His name is Tofu, he loves head pats and attention, and he’s a 56-pound Bronze turkey.
Described by his owner Steve Grieg as sociable and curious, Tofu frequently hangs out in his front yard in the San Rafael Historic District where he’s become a well-known and well-loved fixture.
Though Tofu was adored before the pandemic, Grieg says he’s received more messages recently about how glad people are to see the iridescent bird while they’re out walking in the neighborhood. At least two dozen people currently visit Tofu every day, and when they stop by—pausing to admire Tofu’s sky-blue face, cardinal red wattle, and calm demeanor—the two-and-a-half-year-old turkey typically fluffs up his feathers and sidles up to the fence to greet them. “He’s such a personable pet,” says Grieg, who also cares for eight senior dogs, three chickens, two ducks, two rabbits, and a pig named Bikini. (Yes, really. Check them all out on Instagram.)
Before adopting Tofu from a friend last year, Grieg had never before owned a turkey and thus had no idea what to expect. So Tofu’s interactive personality and penchant for people “was such a pleasant surprise.”
Every morning, when Grieg lets Tofu into the front yard, the bird wanders up the front gate, waiting for his throngs of fans to arrive. And when they do, Tofu simply basks in the attention. “He loves it,” says Grieg, 56. “He just loves it.” In the afternoons, Tofu snacks on mealworms, and in the evenings, he comes inside the house and “sings” (i.e. gobbles) along to music.

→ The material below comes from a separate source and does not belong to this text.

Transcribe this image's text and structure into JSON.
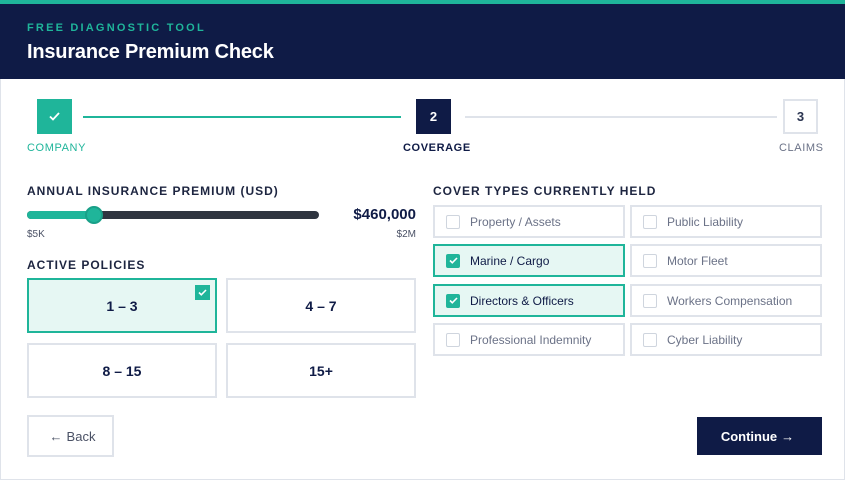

Tofu enjoys all types of pop, particularly Madonna, Cher, and Mariah Carey. “The higher the voices, the more he sings along,” explains Grieg. When it gets dark, Grieg herds Tofu into the backyard, where he sleeps in a heated chicken coop.
Among Tofu’s biggest fans include health care workers at nearby Saint Joseph Hospital, who take daily walks to see him and have even deemed Tofu the mascot of the hospital’s physical medicine and rehabilitation department.
“He’s been such a big part of our lives, especially during COVID,” explains Sarah Rickel, a physical therapist at Saint Joseph. Recently, hospital staffers partook in a scavenger hunt, and whichever teams made it to Tofu’s house received the most points. Employees are also currently competing in a Tofu-themed step count challenge.
“I feel like we all need to take lessons from Tofu,” says Kathleen Mettel, a speech language pathologist at the hospital who recently hand wrote the turkey a note on behalf of the Saint Joseph staff, thanking him for “being such a source of happiness” during the pandemic. Tofu is a “live-in-the-moment kind of guy,” explains Mettel, “and his life is just simpler.”
Terri Cusick, another speech language pathologist at Saint Joseph, describes Tofu as “calm and beautiful.” She visits him nearly every day and often takes pictures that she sends to her husband.
If this all sounds like a bit too much hoopla for a bird, well, you haven’t met Tofu. During our interview earlier this month, Tofu literally climbed on top of my boot and nuzzled my thigh. Yes, I was snuggled by a turkey, and yes, it was amazing.
In what is perhaps the ultimate sign of Tofu’s influence, Grieg says he’s received at least 100 Instagram messages from people saying they aren’t going to eat turkey this year on Thanksgiving because of him. Just to be safe though, Grieg has been locking his front gate this month and plans to keep this bird in his backyard throughout the holiday week. Tofu will resume usual post after the holiday, ready—and eager—to spread more good cheer.